Yahoo! today has not given up on that vision but has refined it so that people can bring their own content and knowledge to share with others. As examples, in March this year Yahoo! bought the FlickR picture sharing service and followed it in December by the acquisition of del.icio.us community bookmarking site. Although these sites only have around 300,000 registered users each they are fiercely loyal - fitting exactly with Yahoo!'s aim of an interconnected network of 'sticky' sites.
Elsewhere Yahoo! bolstered its connectivity products with major overhauls. Taking its cue for Gmail, Yahoo! Mail now features the ability to search email headers, bodies, and attachments as well as view multiple emails at the same time.
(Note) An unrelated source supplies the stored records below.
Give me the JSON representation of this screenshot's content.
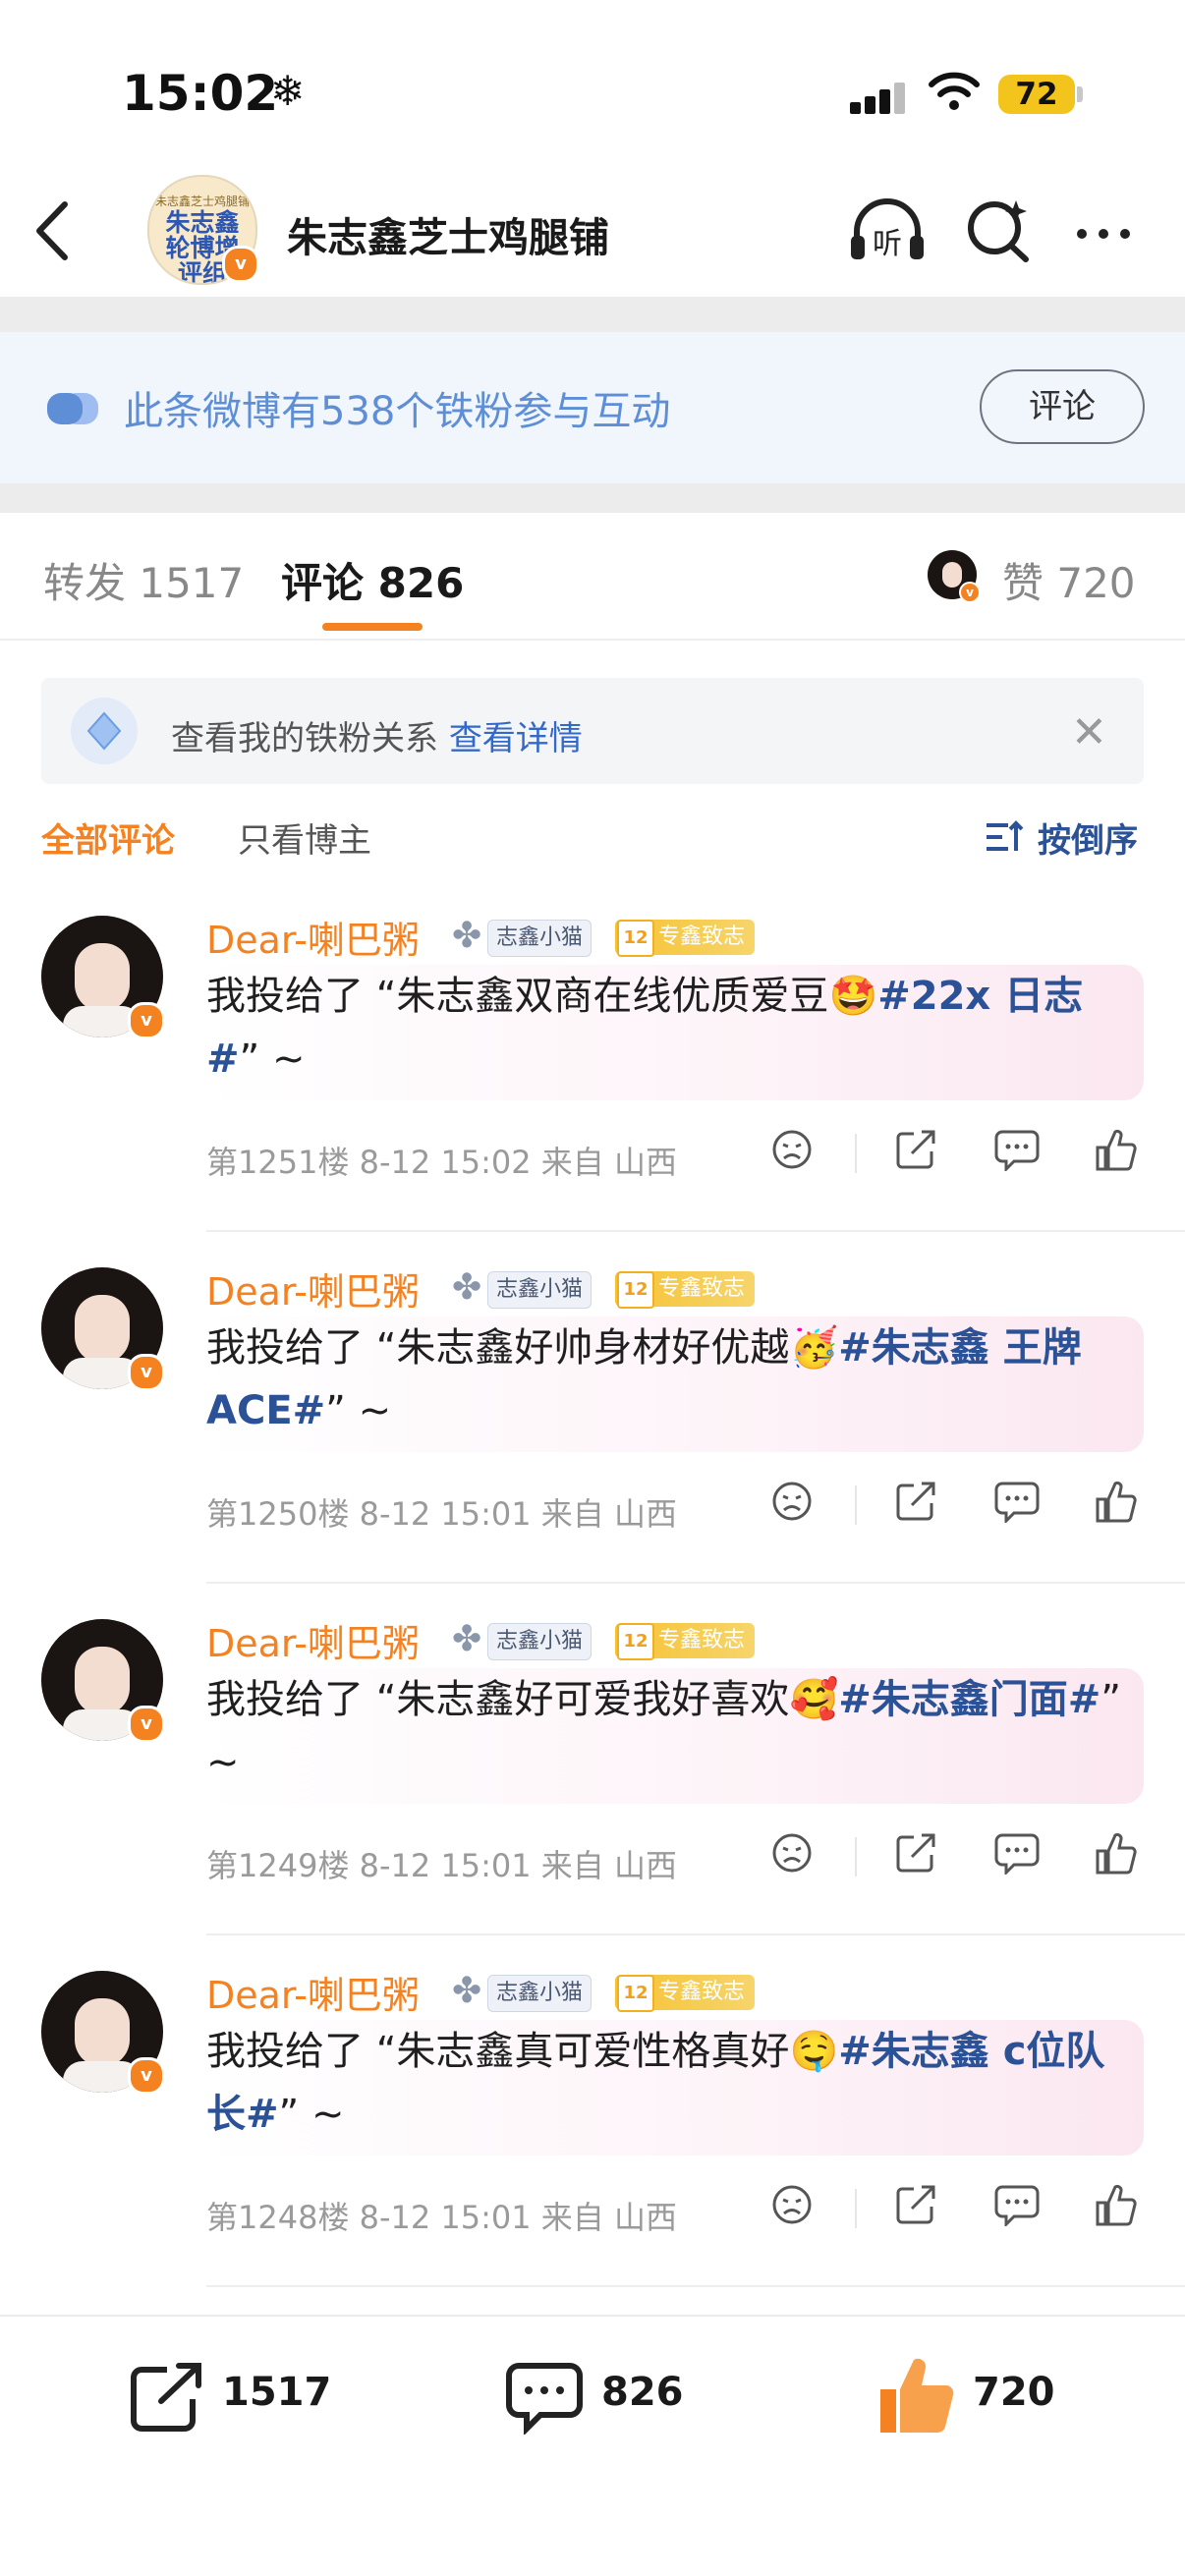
{
  "status_bar": {
    "time": "15:02",
    "weather_icon": "snowflake-icon",
    "battery": "72"
  },
  "nav": {
    "title": "朱志鑫芝士鸡腿铺",
    "avatar_small_text": "朱志鑫芝士鸡腿铺",
    "avatar_text": "朱志鑫轮博增评组",
    "icons": [
      "back-icon",
      "listen-icon",
      "search-icon",
      "more-icon"
    ]
  },
  "banner": {
    "text": "此条微博有538个铁粉参与互动",
    "button": "评论"
  },
  "tabs": {
    "repost": "转发 1517",
    "comments": "评论 826",
    "likes": "赞 720"
  },
  "fan_relation": {
    "text": "查看我的铁粉关系",
    "link": "查看详情"
  },
  "filter": {
    "all": "全部评论",
    "host_only": "只看博主",
    "order": "按倒序"
  },
  "comments": [
    {
      "name": "Dear-喇巴粥",
      "tag1": "志鑫小猫",
      "tag2_level": "12",
      "tag2": "专鑫致志",
      "text": "我投给了 “朱志鑫双商在线优质爱豆",
      "emoji": "🤩",
      "topic": "#22x 日志#",
      "suffix": "” ~",
      "meta": "第1251楼 8-12 15:02 来自 山西"
    },
    {
      "name": "Dear-喇巴粥",
      "tag1": "志鑫小猫",
      "tag2_level": "12",
      "tag2": "专鑫致志",
      "text": "我投给了 “朱志鑫好帅身材好优越",
      "emoji": "🥳",
      "topic": "#朱志鑫 王牌ACE#",
      "suffix": "” ~",
      "meta": "第1250楼 8-12 15:01 来自 山西"
    },
    {
      "name": "Dear-喇巴粥",
      "tag1": "志鑫小猫",
      "tag2_level": "12",
      "tag2": "专鑫致志",
      "text": "我投给了 “朱志鑫好可爱我好喜欢",
      "emoji": "🥰",
      "topic": "#朱志鑫门面#",
      "suffix": "” ~",
      "meta": "第1249楼 8-12 15:01 来自 山西"
    },
    {
      "name": "Dear-喇巴粥",
      "tag1": "志鑫小猫",
      "tag2_level": "12",
      "tag2": "专鑫致志",
      "text": "我投给了 “朱志鑫真可爱性格真好",
      "emoji": "🤤",
      "topic": "#朱志鑫 c位队长#",
      "suffix": "” ~",
      "meta": "第1248楼 8-12 15:01 来自 山西"
    }
  ],
  "bottom_bar": {
    "repost": "1517",
    "comments": "826",
    "likes": "720"
  },
  "colors": {
    "accent": "#f58220",
    "link": "#2b5196",
    "banner_text": "#5e8fd6"
  }
}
Similarly, the current beta of Yahoo! Messenger now sports extended VoIP capabilities. Finally, what seemed a distant dream a couple of years ago now seems much closer. In a clear 'stop Google' strategy, Microsoft and Yahoo! have agreed interoperability between their IM clients. With Google now having a five per cent stake in AOL, we can expect GoogleTalk and AOL IM to announce an interoperability deal next year. Whether these opposing camps will ever form a single interoperable standard remains to be seen.
This kind of co-operation is not usually associated with Microsoft. But then again Microsoft is in the uncharacteristic position of being a poor third in the search business. Having acknowledged that it missed a trick in allowing competitors to establish themselves in dominant positions in search, Microsoft is now focussing on the Internet in a way we have not seen since Bill Gates declared war on Netscape a decade ago.
As the founders of Netscape discovered, Microsoft is never so dangerous as when it feels itself under direct attack. The legal spat over the defection of former Microsoft VP, Kai-Fu Lee to Google is the most public display of a rivalry that makes Jose Maurinho and Arsene Wenger seem like the best of buddies.
Nevertheless, rivalry with Google and Yahoo! has forced Microsoft to innovate. While Microsoft's 'Live' services are mostly a repackaging of tools and features that the company already had, it shows that it is taking the threat of Internet-based productivity applications to its desktop business seriously. Whether or not the new Windows Vista operating system fits in with Microsoft's self-styled 'brand new Internet experience', the pace of innovation does not look like it will slacken in 2006.